Последней бесспорной истиной для героя оставалась наука. Однако действительность
заставила усомниться в надежности и этого прибежища. Браун приходит к горькому прозрению:
великие открытия разума не способны изменить человека, обратив его к свету и добру.
В ответ на трагически неразрешимые коллизии человеческого бытия герой склоняется
к шопенгауэровскому пессимизму, ставшему его философским камнем: “Я достиг в жизни
почти всего, чего мог достигнуть. И… с ужасом увидел, что у меня ничего нет”
[10, с. 519]; “единственный способ не быть обманутым: не ждать… ничего, – а…
уйти, как только будут признаки, что пора, – уйти без всякой причины, просто потому,
что гадко, скучно и надоело” [11, с. 352]. Браун контаминирует в своем облике мрачное
неудовлетворенное стремление Фауста и скептицизм Мефистофеля. Отмеченность дьявольским
фаустианской личности, жаждущей прикосновения к высшей истине, имеет для писателя
особую притягательность. В трактовке Алданова “полярность” фаустовского и мефистофелевского
начал условна. Душа, являющая собой неустойчивое единство противоречивых свойств,
колеблется от одного полюса к другому и часто находится в неясной точке этого трагического
перехода.

Алданов полемизирует с гетевской версией финала жизненной
драмы Фауста. Положительное решение экзистенциального вопроса о смысле жизни человека,
принадлежащего миру высоких исканий, связано со степенью его укорененности в бытии.
Фауст ХХ столетия, по мысли Алданова, не мог восторженно воскликнуть: “…Мгновенье!
Прекрасно ты, продлись, постой!” [12, с. 358] Герой испытывает отвращение к любым
формам практической деятельности, направленным на улучшение человека и мира. С образом
Брауна связана трагедия личности, осознавшей безысходность жизненных коллизий и
иллюзорность надежд на торжество человека над суетой мира: “…вы упрекаете меня
в элементарном подходе к жизни, – “суета сует, это старо…” Ничего не поделаешь,
жизнь элементарна и в самой сложности своей. От всей души надеюсь, что для Вас не
придет час паломничества к Соломону” (Из письма Брауна Федосьеву) [11, с. 402].

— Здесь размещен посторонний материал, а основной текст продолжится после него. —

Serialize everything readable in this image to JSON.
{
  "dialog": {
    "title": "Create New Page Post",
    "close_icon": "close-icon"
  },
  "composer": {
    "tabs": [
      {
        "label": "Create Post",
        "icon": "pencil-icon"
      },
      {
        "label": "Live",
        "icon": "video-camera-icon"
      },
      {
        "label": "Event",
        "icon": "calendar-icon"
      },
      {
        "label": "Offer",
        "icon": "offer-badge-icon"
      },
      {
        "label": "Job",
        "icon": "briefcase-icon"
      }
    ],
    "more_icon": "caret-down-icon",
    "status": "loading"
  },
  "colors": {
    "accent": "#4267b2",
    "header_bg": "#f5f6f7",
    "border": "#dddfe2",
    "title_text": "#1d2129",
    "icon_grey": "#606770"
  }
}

Подтверждением влияния на Брауна дьявольского начала как
безусловного зла является сумрачная жуткая стихия, клокочущая в его душе. Браун
восходит к типу “лишнего человека”, утратившего веру в созидающую мощь человеческого
духа. Колоссальный природный потенциал героя тратится на поиск острых ощущений
(веселые “сеансы” на грязной квартире или злое бессилие скептических сентенций).
Этим объясняется некая двойственность его облика: бешеная, шалая, сумасшедшая душа
и тоскливая усталость пустых глаз. Темное иррациональное начало определяет судьбу
Брауна, полную противоречивых неожиданностей. Федосьев в разговоре с ним однажды
заметил: “Все-таки странная у вас жизнь. То кабинет ученого, то гарем Фишера, то
динамитная мастерская… А впереди?” [10, с. 525]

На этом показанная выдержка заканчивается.